Eu bebia chope. Ela saboreava um vasto sorvete com waffers. Suas malas estavam num hotel próximo. Matava tempo para tomar o ônibus. Canoa Quebrada.
Então falou de São Paulo: andar de bicicleta no Ibirapuera, tomar chope nos botecos de Vila Madalena, degustar um vinho nas cantinas do Bixiga, vadiar de carro na madrugada da Henrique Schaumann. Perder-se na noite, às vezes, um tanto lotérica, sublime, matemática, de Vila Olímpia. Shoppings. Teatros. Cinemas:
“Não se vive sem eles quando não se tem mar, não é mesmo?”
Teria contestado se logo meus olhos não houvessem dado com suas mãos.
Os anéis estavam bem distribuídos nos dedos. Pousava a mão sobre o tampo da mesa com gentileza. E comparando com o tempo que gostaria de entretê-la diante de mim, as horas que faltavam para seu embarque foram se tornando os quarenta e dois segundos da areia verde, na ampulheta, sobre minha mesa de trabalho, caindo em mão-única.
A horas tantas, não era eu quem lhe falava. Mas alguém que desandava a tagarelar muito além do comedimento usual. Cheguei a emendar uma sequência de piadas, um trem de empostadas alegrias. Fiz citações estapafúrdias. Entornei chope sobre a mesa. Histrião em pessoa.
Ela me olhava, por trás das lentes, míope, divertida. Um pouco curiosa. E ria solto. Depois, esforçava e continha-se. À vezes repuxava os lábios num meio sorriso desaprovador, irônico. Havia encanto?

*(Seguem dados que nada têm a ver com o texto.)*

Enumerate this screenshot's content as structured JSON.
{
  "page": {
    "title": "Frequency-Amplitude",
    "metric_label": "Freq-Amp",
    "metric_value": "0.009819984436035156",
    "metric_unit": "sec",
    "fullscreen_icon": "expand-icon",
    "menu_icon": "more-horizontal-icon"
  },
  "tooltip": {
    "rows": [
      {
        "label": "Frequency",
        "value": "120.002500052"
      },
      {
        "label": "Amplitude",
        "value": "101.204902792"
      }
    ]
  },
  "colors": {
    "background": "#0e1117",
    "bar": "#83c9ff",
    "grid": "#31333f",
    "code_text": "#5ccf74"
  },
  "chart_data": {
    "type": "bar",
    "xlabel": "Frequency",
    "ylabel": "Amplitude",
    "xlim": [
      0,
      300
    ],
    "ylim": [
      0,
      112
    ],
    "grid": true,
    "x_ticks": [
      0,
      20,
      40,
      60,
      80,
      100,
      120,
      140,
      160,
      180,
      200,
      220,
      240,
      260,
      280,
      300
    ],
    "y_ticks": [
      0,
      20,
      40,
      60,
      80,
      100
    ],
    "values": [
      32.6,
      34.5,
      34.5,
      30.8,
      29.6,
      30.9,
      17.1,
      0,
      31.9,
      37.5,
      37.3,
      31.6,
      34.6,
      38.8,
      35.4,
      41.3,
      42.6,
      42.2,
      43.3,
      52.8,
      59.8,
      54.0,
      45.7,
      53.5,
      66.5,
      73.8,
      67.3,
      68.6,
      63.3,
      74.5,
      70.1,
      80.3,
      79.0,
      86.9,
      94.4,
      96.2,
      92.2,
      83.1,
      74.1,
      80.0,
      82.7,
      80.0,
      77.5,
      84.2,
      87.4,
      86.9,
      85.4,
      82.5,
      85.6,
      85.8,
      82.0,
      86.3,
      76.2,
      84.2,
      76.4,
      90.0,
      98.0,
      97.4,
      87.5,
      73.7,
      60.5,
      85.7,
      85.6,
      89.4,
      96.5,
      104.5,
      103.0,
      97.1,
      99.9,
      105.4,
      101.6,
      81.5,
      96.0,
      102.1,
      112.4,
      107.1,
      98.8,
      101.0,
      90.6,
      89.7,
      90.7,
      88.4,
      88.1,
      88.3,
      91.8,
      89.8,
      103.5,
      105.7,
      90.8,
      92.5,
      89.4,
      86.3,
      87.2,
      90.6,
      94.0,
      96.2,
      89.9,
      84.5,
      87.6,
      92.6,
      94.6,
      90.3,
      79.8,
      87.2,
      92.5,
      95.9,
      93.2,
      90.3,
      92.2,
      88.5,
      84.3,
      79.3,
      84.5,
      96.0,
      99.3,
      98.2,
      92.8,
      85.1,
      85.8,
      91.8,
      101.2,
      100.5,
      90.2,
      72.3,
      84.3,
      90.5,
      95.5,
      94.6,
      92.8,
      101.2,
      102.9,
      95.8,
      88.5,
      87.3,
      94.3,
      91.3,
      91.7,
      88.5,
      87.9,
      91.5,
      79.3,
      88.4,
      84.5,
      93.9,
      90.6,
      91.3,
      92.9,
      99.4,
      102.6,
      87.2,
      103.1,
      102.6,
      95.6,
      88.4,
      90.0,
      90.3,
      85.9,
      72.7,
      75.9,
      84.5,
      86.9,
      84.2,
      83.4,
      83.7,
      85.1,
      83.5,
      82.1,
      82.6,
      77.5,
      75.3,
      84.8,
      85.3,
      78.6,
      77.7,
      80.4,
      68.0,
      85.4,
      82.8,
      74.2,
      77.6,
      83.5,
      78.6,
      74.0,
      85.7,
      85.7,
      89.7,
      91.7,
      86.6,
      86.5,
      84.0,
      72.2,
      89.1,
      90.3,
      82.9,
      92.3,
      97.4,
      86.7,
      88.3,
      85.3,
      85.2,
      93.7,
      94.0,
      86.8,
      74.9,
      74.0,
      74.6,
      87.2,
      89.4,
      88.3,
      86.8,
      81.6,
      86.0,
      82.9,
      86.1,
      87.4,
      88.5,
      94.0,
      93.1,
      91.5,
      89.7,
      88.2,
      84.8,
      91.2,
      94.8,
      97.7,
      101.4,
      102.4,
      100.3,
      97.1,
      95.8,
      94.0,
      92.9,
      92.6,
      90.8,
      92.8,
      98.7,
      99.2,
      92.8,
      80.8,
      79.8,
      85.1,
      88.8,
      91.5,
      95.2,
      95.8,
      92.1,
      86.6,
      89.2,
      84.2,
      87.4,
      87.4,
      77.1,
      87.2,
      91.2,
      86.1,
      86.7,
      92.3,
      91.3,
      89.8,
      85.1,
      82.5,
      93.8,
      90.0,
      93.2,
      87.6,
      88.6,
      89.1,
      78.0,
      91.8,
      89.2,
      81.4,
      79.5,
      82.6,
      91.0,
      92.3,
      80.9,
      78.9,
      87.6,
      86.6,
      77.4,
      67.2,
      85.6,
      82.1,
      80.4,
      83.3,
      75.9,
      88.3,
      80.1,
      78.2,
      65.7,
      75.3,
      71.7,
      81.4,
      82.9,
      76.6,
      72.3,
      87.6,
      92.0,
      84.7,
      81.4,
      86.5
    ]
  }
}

Não logrei de imediato ganhar sua confiança. Teria sido equívoco, hoje sei. Mas a vida é tentar encontrar. É tentar. E o acaso ainda um excelente caminho. Talvez o melhor. O único? Ah, a decisão irrevogável tecida pelas parcas.
Depois passamos num ambulatório de uma farmácia vinte e quatro horas onde ela extraiu um espinho, porque caminhara descalça no Cumbuco. Seu rosto contraído.
Ganhar a confiança de alguém implica uma instância de verdade. Não é rua de mão única:
“Passo na sua casa quando voltar, próxima semana”, ela disse vagamente, aprumando a mochila.
E, do jipe, vagamente a vi perder-se na azáfama entre os guichês da estação rodoviária:
“Só para fazer convosco eterna liga”, pensei.
Tínhamos nós, perfeitos desconhecidos, passados um crepúsculo e sete horas conversando ininterruptamente. E calando. E deixando aos corpos a precedência. E voltando à conversa. Para uma nova supensão. Sim, um soneto de Baudelaire foi do que também me lembrei.
O tal heroísmo da vida moderna. O de o filme se passar à última vista.